Records were available for 120 dogs with complete observation of these 12 variables. A SIRS score was calculated for each dog using the methodology previously described [51,52]. The SIRS score records how many of the following criteria were met for each dog: respiratory rate greater than 20 min-1 [RR2]; heart rate greater than 120 min-1 [HR2]; total WBC less than 6 or greater than 16 x109 L-1 [WBC2] and rectal temperature less than 38.1 or greater than 39.2 degrees Celsius [Temp2]. SIRS scores could hence take a value from 0 to 4. The four, binary, variables recording each of criteria individually (RR2, HR2, WBC2 and Temp2) were also added for each dog.

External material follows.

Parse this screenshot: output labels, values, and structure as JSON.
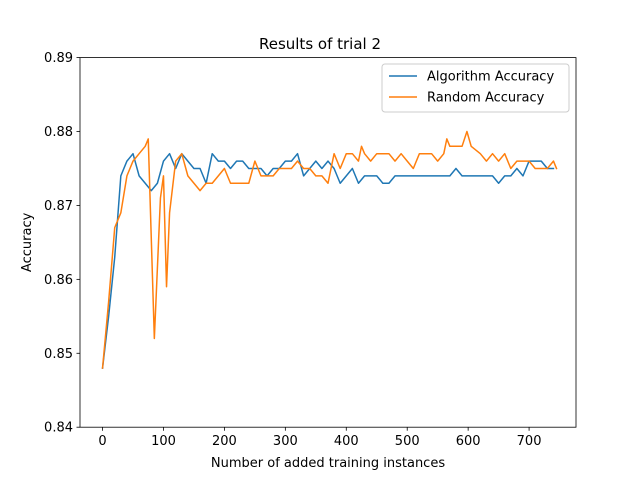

Prior to development of the multivariable models, the 17 (12 measured plus 5 derived) variables were screened individually to assess their association with the presence of HE. Variables with a likelihood ratio test P-value<=0.2 on logistic regression analysis were selected as candidates for inclusion in the multivariable models. Multi-collinearity (strong correlation of variables that may produce spurious statistical results) was assessed by scatter-plots and Pearson’s product moment correlation.
Two multivariable logistic regression models predicting the presence of HE were then developed; one using all the candidate variables from univariable screening excluding the SIRS score; the other using the ordinal (0-4) SIRS score and those candidate variables that were not components of the SIRS score (RBC, Sodium and Ammonia). Final multivariable models were built using stepwise selection based on Akaike Information Criteria (AIC – a measure of model fit with a penalty for number of parameters used). To reduce the effect of confounding, variables were retained in the multivariable model, even if they were individually statistically non-significant (using a critical p-value of 0.05), if their exclusion altered the coefficients of statistically significant predictors by more than 10%. The validity of including continuously measured variables and the ordinal variable, SIRS score, as linear predictors on the log-odds scale was checked by examination of density/frequency plots of the variables for the HE and non-HE outcomes and by categorisation of the continuous predictors and estimation of coefficients for each category to detect grossly non-linear relationships. Model goodness of fit was assessed using the Hosmer-Lemeshow test. The predictive ability of the models was assessed by estimation of area under the receiver operating characteristic curve. A further model was developed to identify a single optimal cut-off value of SIRS score as a dichotomous predictor of HE using AIC as the model selection criteria. Ammonia concentrations and SIRS were compared before and after treatment by a Wilcoxon matched-pairs test. Data management and statistical analysis used the R statistical system (R Development Core Team (2012)). The study was approved by the Royal Veterinary College Ethics Committee. The owners of the dogs gave permission for their animals to be used in this study.
Acknowledgments
The authors would like to thank the veterinary surgeons, nurses and owners involved in the care of the animals included in this study. Richard Mellanby is supported by a Wellcome Trust Intermediate Clinical Fellowship.
Funding Statement
This work was supported by BSAVA Petsavers. The funders had no role in study design, data collection and analysis, decision to publish, or preparation of the manuscript.